Defenda-se: Leitor reclama de venda PCD de Honda City

Leitor reclama sobre dificuldades na compra especial de Honda City; veja essa e outras queixas da seção Defenda-se

leitor
CRÉDITO: Rafael Arbex / ESTADÃO

HONDA CITY
Problemas com a venda especial

Sou portador de necessidades especiais e fui à Flora Motors para encomendar um City com isenção fiscal. A vendedora disse que, após obtidas as cartas de isenção, o prazo para entrega do sedã seria de cerca de 45 dias. Quando recebi a documentação, porém, ela mudou o discurso e afirmou que o prazo seria de 90 dias. Estou decepcionado. Acreditei na empresa e agora me sinto traído. Como os trâmites de isenção foram feitos por um despachante parceiro da concessionária, agora estou preso a eles.
Santiago Schultz, São Paulo

Honda responde: o City Personal tem alta procura e o prazo de faturamento pode variar de acordo com a demanda.

O leitor confirma que recebeu essas informações. Após três meses de espera, o carro foi entregue em 6 de agosto. Ele ficou frustrado por ter recebido um modelo 2018, e não 2019.

Advogado: a empresa não pode alterar, por conta própria, a promessa que fez inicialmente quanto ao prazo de entrega do carro. Quaisquer problemas ou intercorrências posteriores ao compromisso que assumiu são de sua responsabilidade. Por isso, deve reparar eventuais prejuízos que o atraso na entrega causar ao comprador.

TOYOTA COROLLA
Ferrugem na homocinética

Comprei um Corolla novo, com garantia de três anos, em 20 de abril de 2015. Fiz as revisões em 2016, 2017 e 2018, em conformidade com o plano de manutenção. Na última delas, foi constatada oxidação na ponta do eixo da junta homocinética. O carro rodou apenas 14 mil km e não circula no litoral.

Por isso, não há razão para apresentar ferrugem. A Toyota concorda em trocar a peça, mas não quer arcar com a mão de obra, alegando que a garantia terminou. O livreto de manutenção diz que há uma tolerância de 1.000 km ou um mês no prazo das revisões.

Uma peça não oxida em duas semanas. Não agendei a revisão antes porque as datas e horários disponíveis não eram convenientes para mim. Discordo em arcar com a mão de obra para troca de peça em que o controle de qualidade falhou. Quando fiz a revisão, já paguei pela mão de obra.
Rubens Hideo Arai, São Paulo

Toyota responde: o veículo foi reparado em 28 de junho.

O leitor confirma a informação.

Advogado: mesmo com o fim ou cancelamento da garantia contratual, a empresa responde pela qualidade do produto durante o tempo de vida útil de suas peças, por força da chamada garantia legal. Nesse contexto, a montadora assumiu o ônus da troca da peça, que apresentou oxidação após apenas 14 mil km. E também deve arcar com o custo da mão de obra.

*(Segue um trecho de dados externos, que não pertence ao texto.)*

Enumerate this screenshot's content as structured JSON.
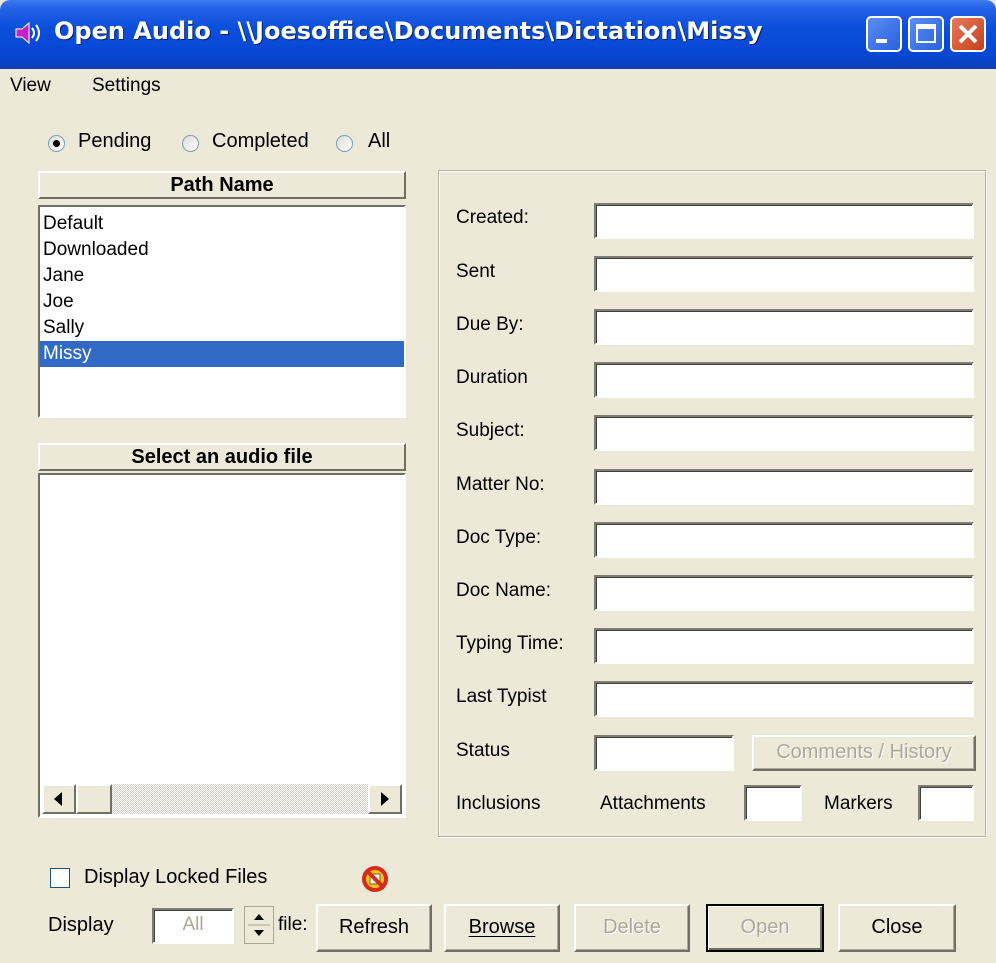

Envie um resumo do problema com seu nome, telefone, endereço, RG e CPF para o e-mail: jcarro@estadao.com

SUBARU FORESTER
Substituição do diferencial

Meu Forester XT ano 2014 tem 70 mil km rodados e apresentou um problema que exige a troca do diferencial central. Como só rodo com ele na cidade, posso afirmar que o problema deriva de defeito de fabricação da peça. Mas a Subaru não quer cobrir o custo da troca, orçada em mais de R$ 7 mil, o que considero um absurdo. Além disso, como não o item não está disponível no Brasil, ficarei mais de 39 dias sem o carro – só para o diagnóstico, foram mais de duas semanas. Aliás, ele está parado há mais de duas semanas apenas para essa fase de diagnóstico.
Sergio Luiz Diniz Fortuna, BRASÍLIA (DF)

Subaru responde: uma análise técnica verificou que houve desgaste no conjunto de embreagem. O serviço já foi realizado.

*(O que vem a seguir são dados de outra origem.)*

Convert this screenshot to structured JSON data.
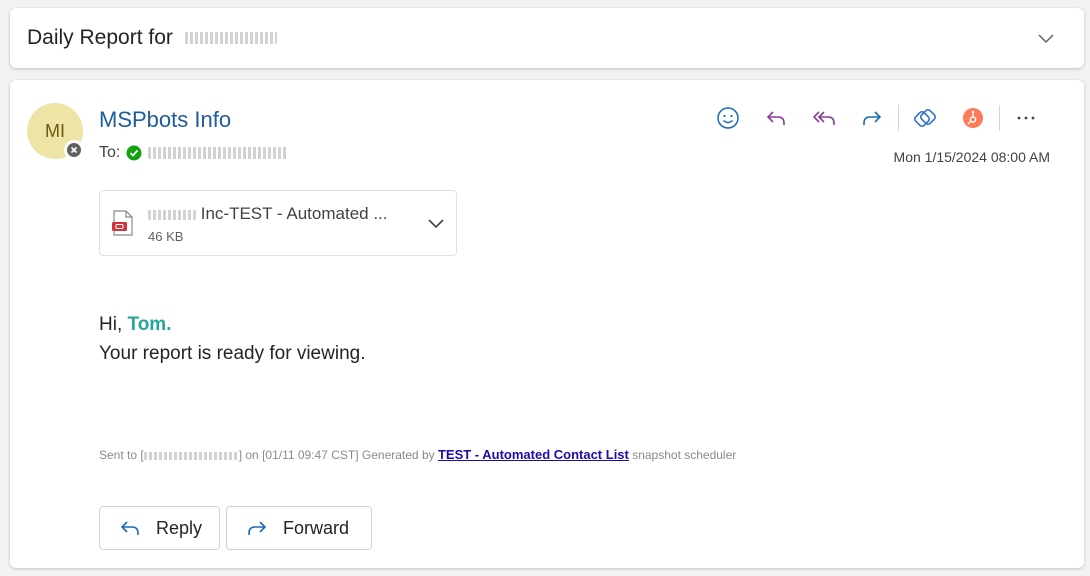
{
  "subject": {
    "title": "Daily Report for"
  },
  "message": {
    "avatar_initials": "MI",
    "sender": "MSPbots Info",
    "to_label": "To:",
    "date": "Mon 1/15/2024 08:00 AM",
    "attachment": {
      "name": "Inc-TEST - Automated ...",
      "size": "46 KB"
    },
    "greeting": "Hi, ",
    "recipient_name": "Tom.",
    "body_line": "Your report is ready for viewing.",
    "footer": {
      "sent_to": "Sent to [",
      "sent_close": "]",
      "on_text": " on [01/11 09:47 CST] Generated by ",
      "link_text": "TEST - Automated Contact List",
      "suffix": " snapshot scheduler"
    }
  },
  "actions": {
    "reply_label": "Reply",
    "forward_label": "Forward"
  },
  "colors": {
    "sender": "#1f5c9c",
    "accent_purple": "#8b3a96",
    "accent_blue": "#1a6bb8",
    "hubspot": "#ff7a59",
    "highlight": "#26a69a"
  }
}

O leitor diz que recebeu o veículo após um mês e, como não teve nenhum suporte da Subaru, teve de alugar um veículo durante esse período. Ele conta que o carro ainda apresenta alguma trepidação em manobras. O leitor foi orientado a testar o veículo por cerca de 150 km, até que as peças trocadas se acomodem. Ele teve de pagar pelo serviço e diz que o diagnóstico não foi transparente, pois não lhe deram explicações convincentes sobre a origem do problema.

Advogado: se houve desgaste natural da peça, como a empresa sugere, este deve ser demonstrado pela montadora, a fim de respaldar a cobrança pelo serviço. Casos em que há defeito de fabricação também autorizam o reparo sem ônus ao consumidor, se isso for comprovado por meio de perícia técnica.